The inability of the BP Solar consortium to secure PPAs for the Moree Solar Farm, and therefore willing bankers, has raised a series of doubts regarding the future of large-scale photovoltaic power plants in the country. Australia enjoys high levels of irradiation throughout most of the country and also features a renewable support program, which requires utilities to purchase renewable energy through a market-based mechanism. The mechanism uses Renewable Energy Credits (REC), which are generated when renewable energy is installed. However this mechanism, in which renewable energy certificates are created and then traded, has not resulted in as much demand for PPAs from renewable energy providers as was expected.

Ray Wills, from Australia’s Sustainable Energy Association, told pv magazine that the structure of the Australian energy market is to blame. "The circumstances in Australia are that we have vertically integrated ‘gen-tailers’, companies that are generating their own electricity and are vertically integrated all the way through to retail. To access those markets [occupied by the gen-stailers] we need those PPAs for renewable companies to get in."

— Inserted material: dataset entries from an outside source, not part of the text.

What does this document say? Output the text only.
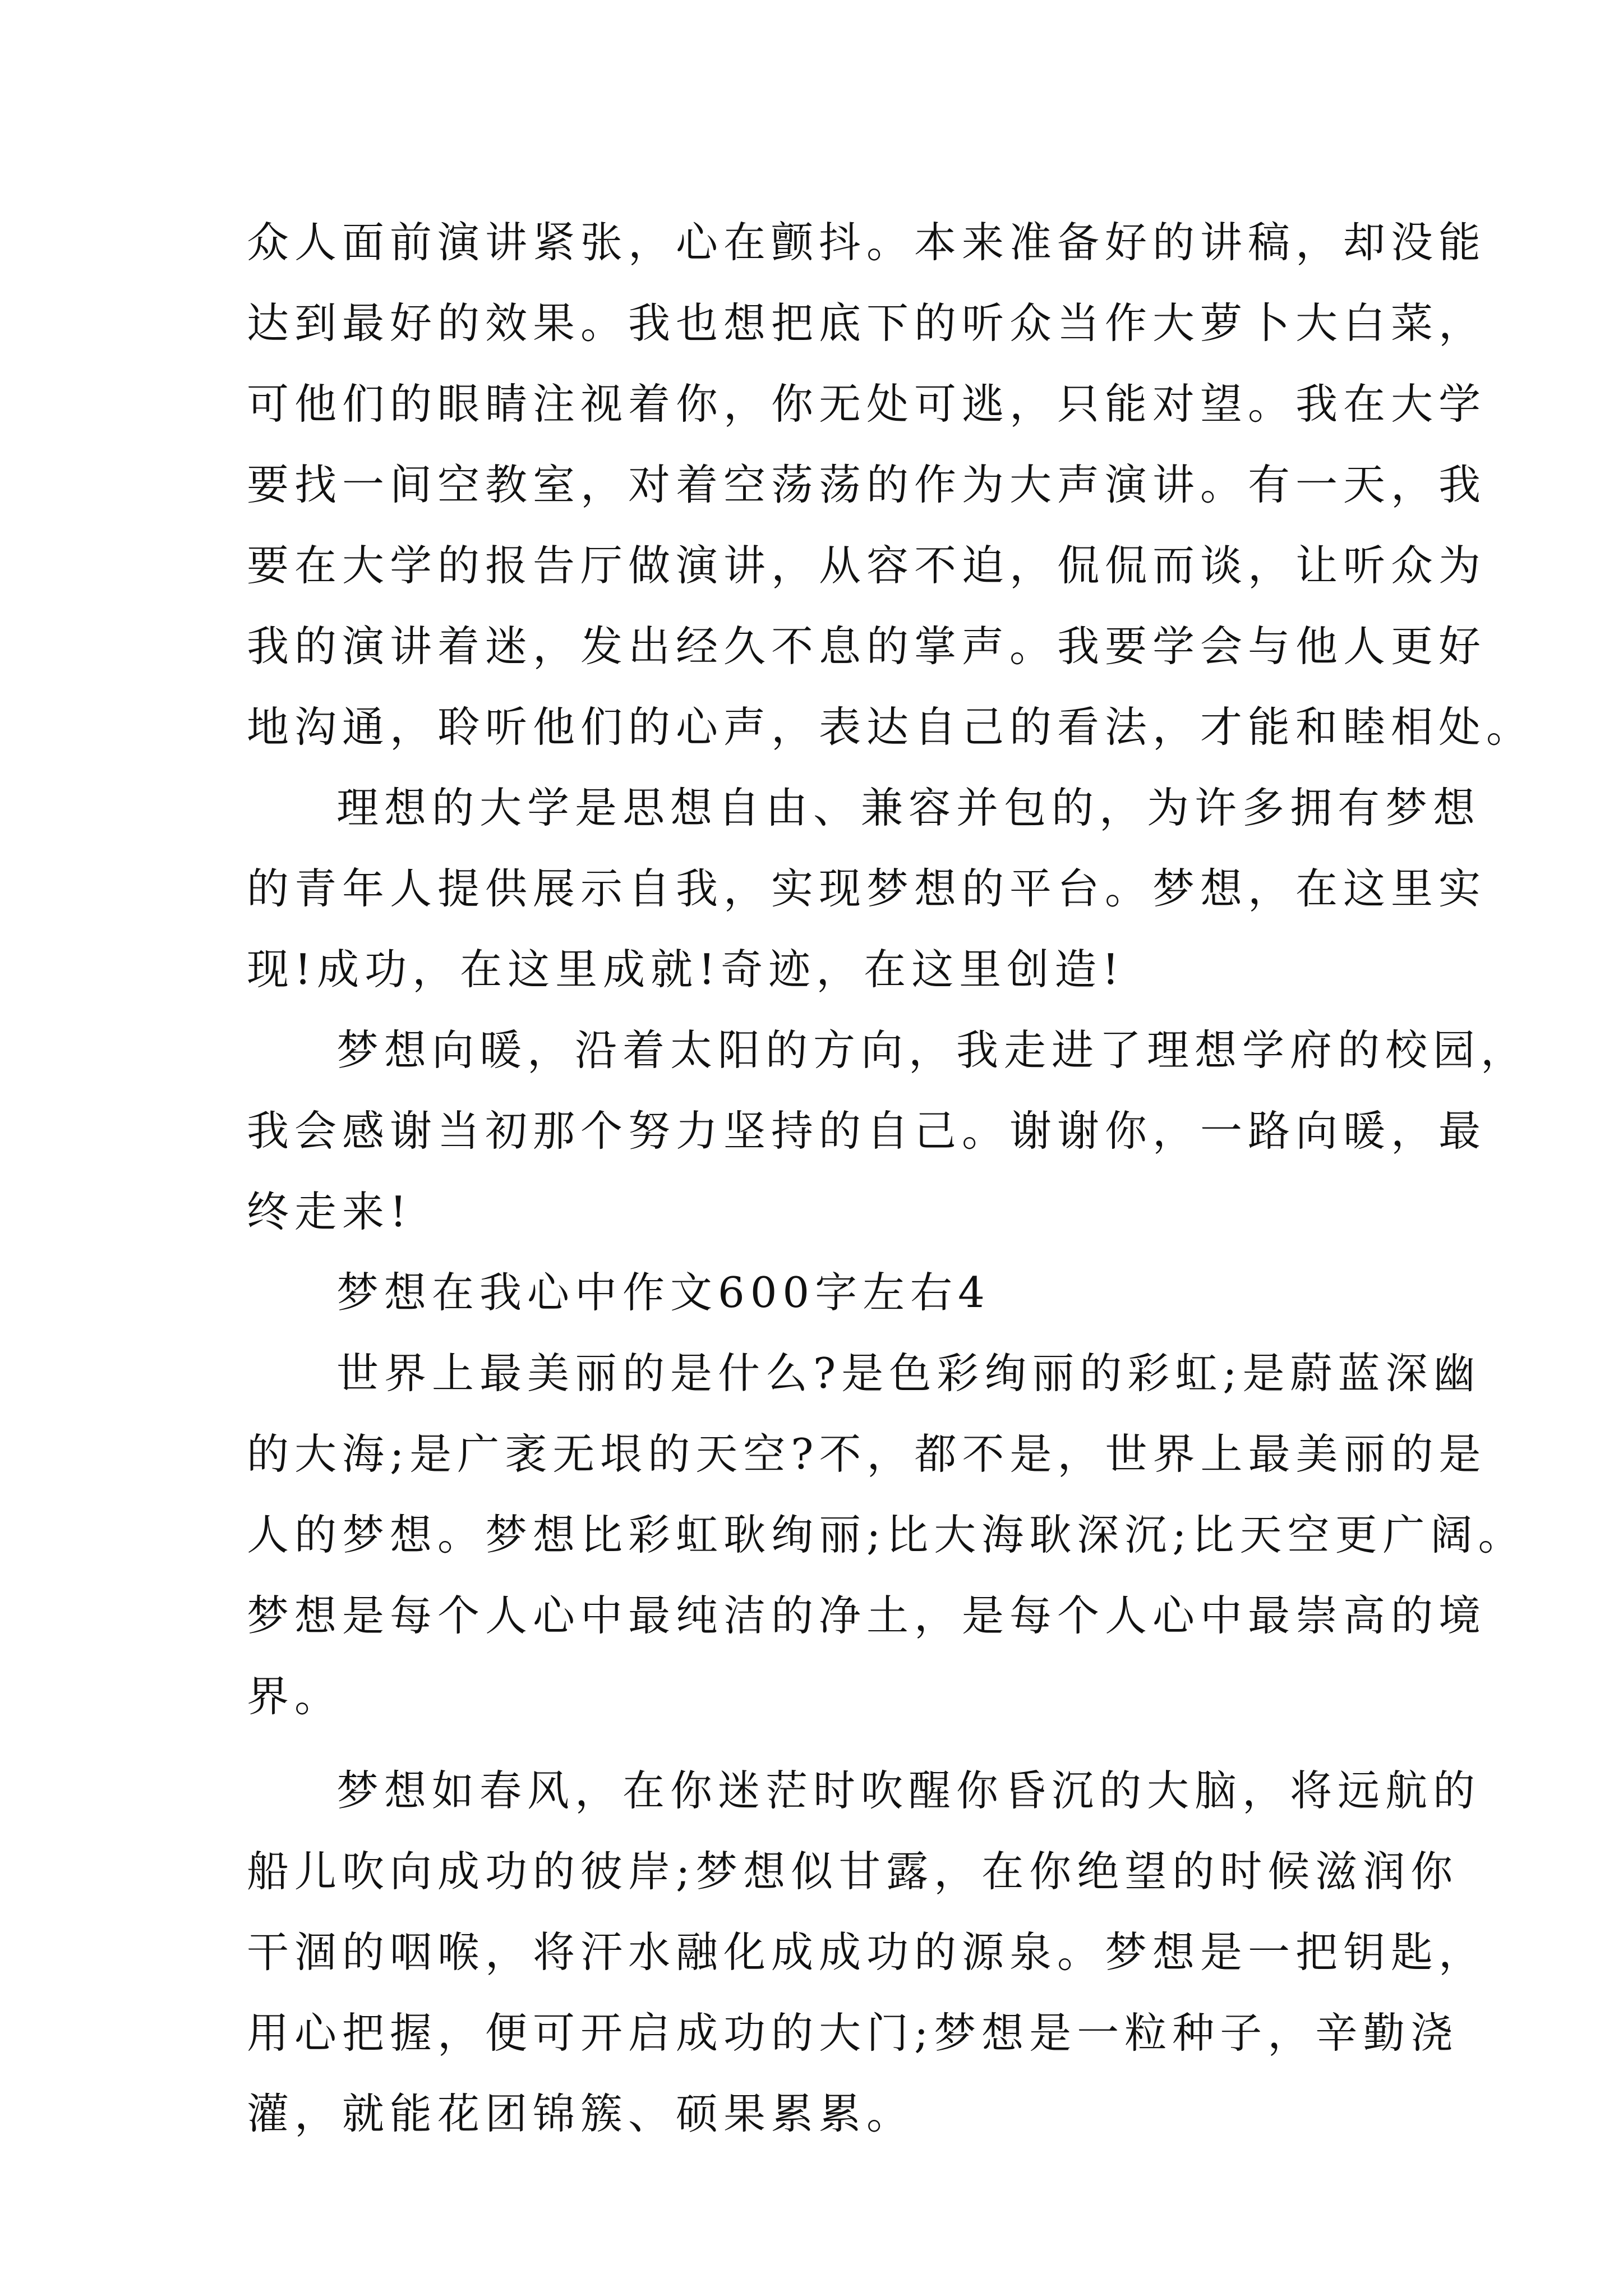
众人面前演讲紧张，心在颤抖。本来准备好的讲稿，却没能
达到最好的效果。我也想把底下的听众当作大萝卜大白菜，
可他们的眼睛注视着你，你无处可逃，只能对望。我在大学
要找一间空教室，对着空荡荡的作为大声演讲。有一天，我
要在大学的报告厅做演讲，从容不迫，侃侃而谈，让听众为
我的演讲着迷，发出经久不息的掌声。我要学会与他人更好
地沟通，聆听他们的心声，表达自己的看法，才能和睦相处。
理想的大学是思想自由、兼容并包的，为许多拥有梦想
的青年人提供展示自我，实现梦想的平台。梦想，在这里实
现!成功，在这里成就!奇迹，在这里创造!
梦想向暖，沿着太阳的方向，我走进了理想学府的校园，
我会感谢当初那个努力坚持的自己。谢谢你，一路向暖，最
终走来!
梦想在我心中作文600字左右4
世界上最美丽的是什么?是色彩绚丽的彩虹;是蔚蓝深幽
的大海;是广袤无垠的天空?不，都不是，世界上最美丽的是
人的梦想。梦想比彩虹耿绚丽;比大海耿深沉;比天空更广阔。
梦想是每个人心中最纯洁的净土，是每个人心中最崇高的境
界。
梦想如春风，在你迷茫时吹醒你昏沉的大脑，将远航的
船儿吹向成功的彼岸;梦想似甘露，在你绝望的时候滋润你
干涸的咽喉，将汗水融化成成功的源泉。梦想是一把钥匙，
用心把握，便可开启成功的大门;梦想是一粒种子，辛勤浇
灌，就能花团锦簇、硕果累累。
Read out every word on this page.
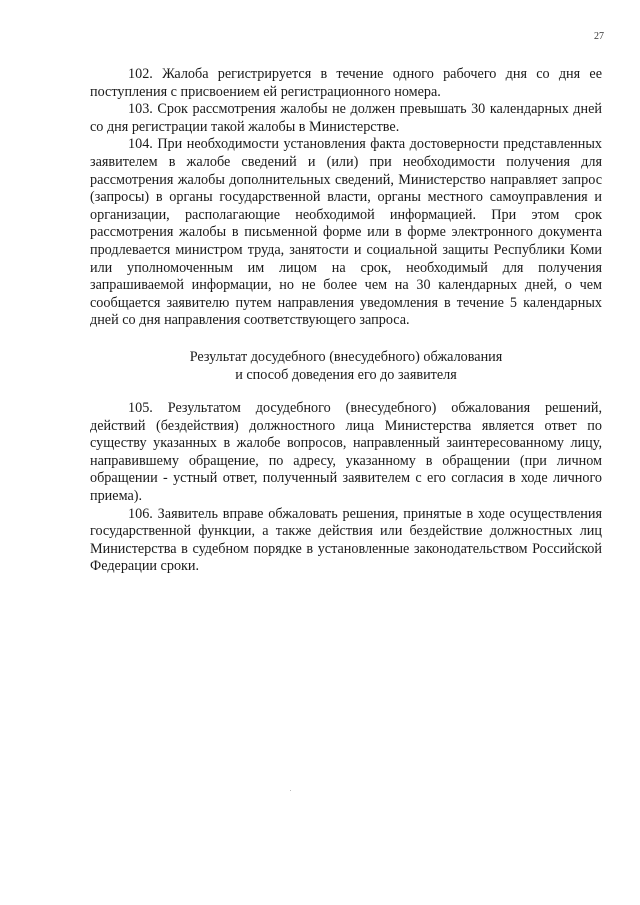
27

102. Жалоба регистрируется в течение одного рабочего дня со дня ее поступления с присвоением ей регистрационного номера.

103. Срок рассмотрения жалобы не должен превышать 30 календарных дней со дня регистрации такой жалобы в Министерстве.

104. При необходимости установления факта достоверности представленных заявителем в жалобе сведений и (или) при необходимости получения для рассмотрения жалобы дополнительных сведений, Министерство направляет запрос (запросы) в органы государственной власти, органы местного самоуправления и организации, располагающие необходимой информацией. При этом срок рассмотрения жалобы в письменной форме или в форме электронного документа продлевается министром труда, занятости и социальной защиты Республики Коми или уполномоченным им лицом на срок, необходимый для получения запрашиваемой информации, но не более чем на 30 календарных дней, о чем сообщается заявителю путем направления уведомления в течение 5 календарных дней со дня направления соответствующего запроса.

Результат досудебного (внесудебного) обжалования
и способ доведения его до заявителя

105. Результатом досудебного (внесудебного) обжалования решений, действий (бездействия) должностного лица Министерства является ответ по существу указанных в жалобе вопросов, направленный заинтересованному лицу, направившему обращение, по адресу, указанному в обращении (при личном обращении - устный ответ, полученный заявителем с его согласия в ходе личного приема).

106. Заявитель вправе обжаловать решения, принятые в ходе осуществления государственной функции, а также действия или бездействие должностных лиц Министерства в судебном порядке в установленные законодательством Российской Федерации сроки.
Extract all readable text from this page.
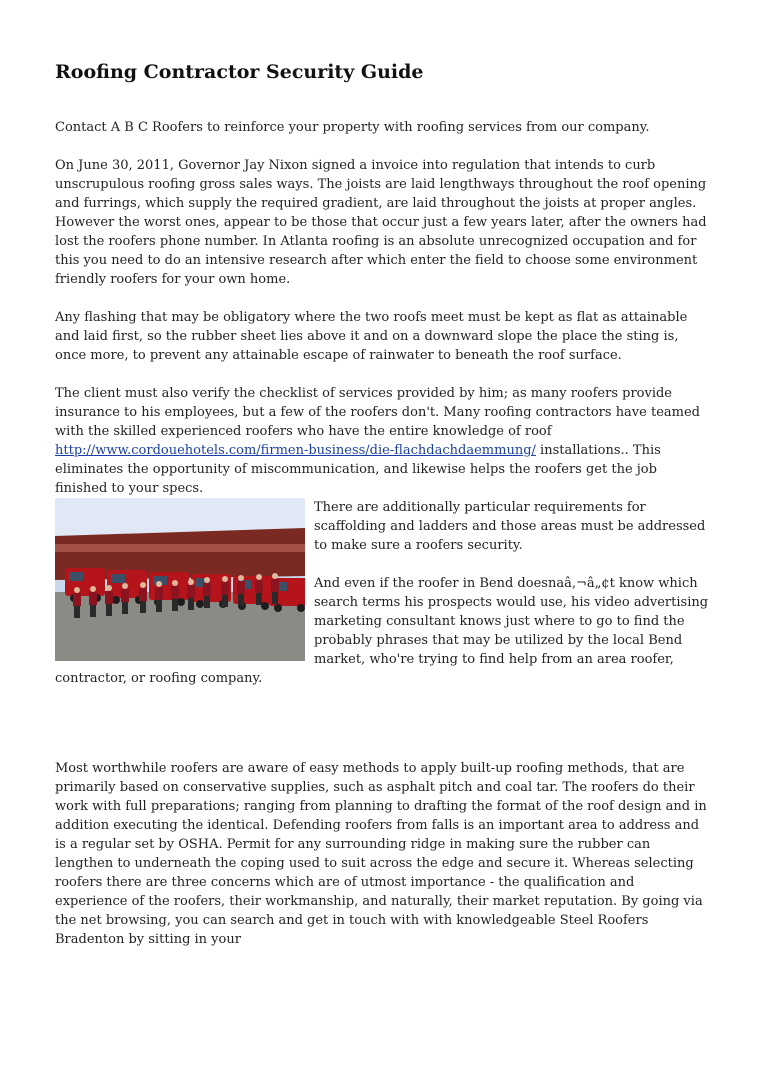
Roofing Contractor Security Guide

Contact A B C Roofers to reinforce your property with roofing services from our company.

On June 30, 2011, Governor Jay Nixon signed a invoice into regulation that intends to curb unscrupulous roofing gross sales ways. The joists are laid lengthways throughout the roof opening and furrings, which supply the required gradient, are laid throughout the joists at proper angles. However the worst ones, appear to be those that occur just a few years later, after the owners had lost the roofers phone number. In Atlanta roofing is an absolute unrecognized occupation and for this you need to do an intensive research after which enter the field to choose some environment friendly roofers for your own home.

Any flashing that may be obligatory where the two roofs meet must be kept as flat as attainable and laid first, so the rubber sheet lies above it and on a downward slope the place the sting is, once more, to prevent any attainable escape of rainwater to beneath the roof surface.

The client must also verify the checklist of services provided by him; as many roofers provide insurance to his employees, but a few of the roofers don't. Many roofing contractors have teamed with the skilled experienced roofers who have the entire knowledge of roof http://www.cordouehotels.com/firmen-business/die-flachdachdaemmung/ installations.. This eliminates the opportunity of miscommunication, and likewise helps the roofers get the job finished to your specs.

There are additionally particular requirements for scaffolding and ladders and those areas must be addressed to make sure a roofers security.

And even if the roofer in Bend doesnaâ‚¬â„¢t know which search terms his prospects would use, his video advertising marketing consultant knows just where to go to find the probably phrases that may be utilized by the local Bend market, who're trying to find help from an area roofer, contractor, or roofing company.

Most worthwhile roofers are aware of easy methods to apply built-up roofing methods, that are primarily based on conservative supplies, such as asphalt pitch and coal tar. The roofers do their work with full preparations; ranging from planning to drafting the format of the roof design and in addition executing the identical. Defending roofers from falls is an important area to address and is a regular set by OSHA. Permit for any surrounding ridge in making sure the rubber can lengthen to underneath the coping used to suit across the edge and secure it. Whereas selecting roofers there are three concerns which are of utmost importance - the qualification and experience of the roofers, their workmanship, and naturally, their market reputation. By going via the net browsing, you can search and get in touch with with knowledgeable Steel Roofers Bradenton by sitting in your
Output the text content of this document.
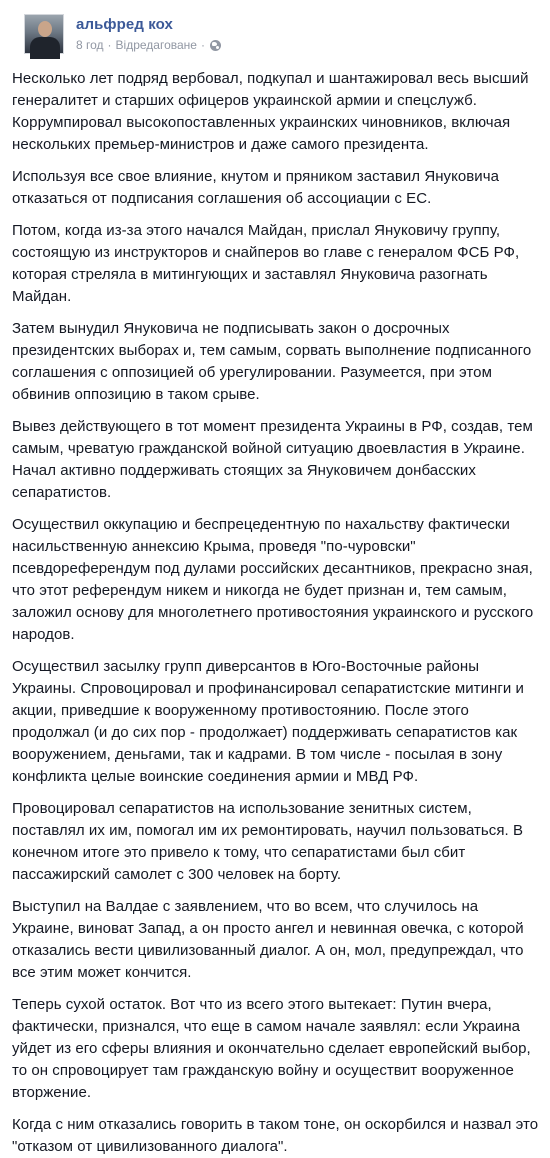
альфред кох
8 год · Відредаговане ·

Несколько лет подряд вербовал, подкупал и шантажировал весь высший генералитет и старших офицеров украинской армии и спецслужб. Коррумпировал высокопоставленных украинских чиновников, включая нескольких премьер-министров и даже самого президента.

Используя все свое влияние, кнутом и пряником заставил Януковича отказаться от подписания соглашения об ассоциации с ЕС.

Потом, когда из-за этого начался Майдан, прислал Януковичу группу, состоящую из инструкторов и снайперов во главе с генералом ФСБ РФ, которая стреляла в митингующих и заставлял Януковича разогнать Майдан.

Затем вынудил Януковича не подписывать закон о досрочных президентских выборах и, тем самым, сорвать выполнение подписанного соглашения с оппозицией об урегулировании. Разумеется, при этом обвинив оппозицию в таком срыве.

Вывез действующего в тот момент президента Украины в РФ, создав, тем самым, чреватую гражданской войной ситуацию двоевластия в Украине. Начал активно поддерживать стоящих за Януковичем донбасских сепаратистов.

Осуществил оккупацию и беспрецедентную по нахальству фактически насильственную аннексию Крыма, проведя "по-чуровски" псевдореферендум под дулами российских десантников, прекрасно зная, что этот референдум никем и никогда не будет признан и, тем самым, заложил основу для многолетнего противостояния украинского и русского народов.

Осуществил засылку групп диверсантов в Юго-Восточные районы Украины. Спровоцировал и профинансировал сепаратистские митинги и акции, приведшие к вооруженному противостоянию. После этого продолжал (и до сих пор - продолжает) поддерживать сепаратистов как вооружением, деньгами, так и кадрами. В том числе - посылая в зону конфликта целые воинские соединения армии и МВД РФ.

Провоцировал сепаратистов на использование зенитных систем, поставлял их им, помогал им их ремонтировать, научил пользоваться. В конечном итоге это привело к тому, что сепаратистами был сбит пассажирский самолет с 300 человек на борту.

Выступил на Валдае с заявлением, что во всем, что случилось на Украине, виноват Запад, а он просто ангел и невинная овечка, с которой отказались вести цивилизованный диалог. А он, мол, предупреждал, что все этим может кончится.

Теперь сухой остаток. Вот что из всего этого вытекает: Путин вчера, фактически, признался, что еще в самом начале заявлял: если Украина уйдет из его сферы влияния и окончательно сделает европейский выбор, то он спровоцирует там гражданскую войну и осуществит вооруженное вторжение.

Когда с ним отказались говорить в таком тоне, он оскорбился и назвал это "отказом от цивилизованного диалога".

Wills continued that government subsidies of these power generators are also a part of the problem. Some Australian states only liberalized electricity-supply markets in recent years.

Some of these utilities and generators have also purchased large numbers of RECs, when the market was oversupplied with them, on the back of a surge in residential photovoltaic installations. The utilities now have little demand for them.

If the Moree Solar Farm is to be realized, a wholesale price for the electricity will need to be found and PPAs signed. Wills said a genuinely free market for electricity will have to be in place for that to happen. However, with such market conditions not likely to evolve in the near future, Wills added, a feed-in tariff for large-scale solar would be the best way to encourage growth in the sector.

"It would offer better financial certainty, it would manage the risks from the banks point of view," said Wills. "Banks in Australia are still inexperienced with renewable energy projects, therefore still risk averse and that’s what has been challenging the funding of these projects."